Je ne suis pas un homme, donc je ne peux pas penser comme un homme — ça c’est sûr. On n’est pas assez nombreuses, dans ce métier. Quand vous pensez que, dans le monde, on est moins de dix pour cent à la tête de nos agences, ce n’est vraiment rien. C’est un métier extrêmement masculin. Mon environnement, mes confrères, les gens avec qui je travaille — je suis toujours en face des hommes. Dans toutes les réunions où je vais, il n’y a jamais de femmes. Être une femme, c’est compliqué au début, et ça l’est toujours. C’est plein de chausse-trappes, pleins de trucs qu’on vous demande pour voir si vous êtes capable parce que vous êtes une fille… Alors que dans les écoles d’architecture, il y a plus de soixante pour cent d’étudiantes. Mais c’est comme ça : c’est tellement compliqué d’accéder, tellement compliqué de faire. Tellement compliqué de se confronter. Pour faire ce métier, quand on est une femme, il faut énormément de détermination. Ensuite, je ne saurais pas dire qu’il y a une architecture de femmes et une architecture d’hommes… Je sais qu’il y a des architectures qui sont faites par des architectes différents. Hommes, femmes, ou autres. Le genre n’a pas d’importance : c’est la personne qui a de l’importance. Son histoire et son parcours.

Odile Decq, Museo d’Arte Contemporanea Roma, auditorium, Rome, Italie.
© Odile Decq — Roland Halbe

Avez-vous renoncé à des choses pour être l’architecte que vous êtes aujourd’hui ?

Est-ce qu’être libre, c’est renoncer à des choses ? Je ne sais pas… 

Vous diriez que vous êtes libre ?

Oui, je suis totalement libre. Je n’ai pas de contraintes dans ma vie, hormis celles que l’on me donne pour mes projets. Et la liberté est quelque chose que j’ai payé cher. Une fois que vous l’avez, vous ne voulez plus qu’on vous l’enlève. Sans doute, qu’il y a des choses que j’ai perdues, mais je n’ai pas de regrets. Je ne regarde pas en arrière. 

Qu’est-ce que ce serait, la plus grande responsabilité dans votre travail ?

Aider les humains à vivre bien.

Quelle est la dernière chose que vous ayez faite qui vous a rendue fière ?

Je n’ai pas de notion « d’être fière ». Je suis heureuse quand je me  rends compte que les gens sont heureux dans les projets que j’ai faits, ou quand ça leur fait plaisir. Mais la fierté… La fierté de quoi ? D’avoir réussi ? Je n’ai pas réussi, je continue ! Non, il n’y a pas de fierté… Je crois savoir que je suis une bonne architecte, que je fais bien de l’architecture… Mais c’est peut-être demain ou après-demain que je découvrirai que je peux être fière de ce que j’ai fait. Pas tout de suite. J’ai encore le temps.

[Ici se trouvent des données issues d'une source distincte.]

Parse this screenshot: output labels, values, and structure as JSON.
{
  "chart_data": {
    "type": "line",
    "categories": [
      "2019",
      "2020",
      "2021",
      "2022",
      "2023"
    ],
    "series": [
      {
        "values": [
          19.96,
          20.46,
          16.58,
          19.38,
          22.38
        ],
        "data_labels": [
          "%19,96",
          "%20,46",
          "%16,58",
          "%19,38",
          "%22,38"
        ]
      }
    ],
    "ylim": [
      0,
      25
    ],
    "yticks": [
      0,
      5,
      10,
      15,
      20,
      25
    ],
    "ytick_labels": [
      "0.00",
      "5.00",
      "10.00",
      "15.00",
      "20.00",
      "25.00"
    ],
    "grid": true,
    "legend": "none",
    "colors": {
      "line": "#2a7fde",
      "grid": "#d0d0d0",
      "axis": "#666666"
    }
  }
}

Si les lecteurs de Revue souhaitent prolonger cet entretien par un morceau de musique, qu’avez-vous à leur suggérer ?

Je vais en choisir deux extrêmement différents, qui me tiennent à cœur, et qui parlent de moi. Il y a la Symphonie en C de Stravinsky, le premier mouvement et il y a « Thunderstruck » de AC/DC. Parce que dans les deux  il y a de l’énergie, il y a de la vie, il y a de la variation… Ce n’est jamais pareil.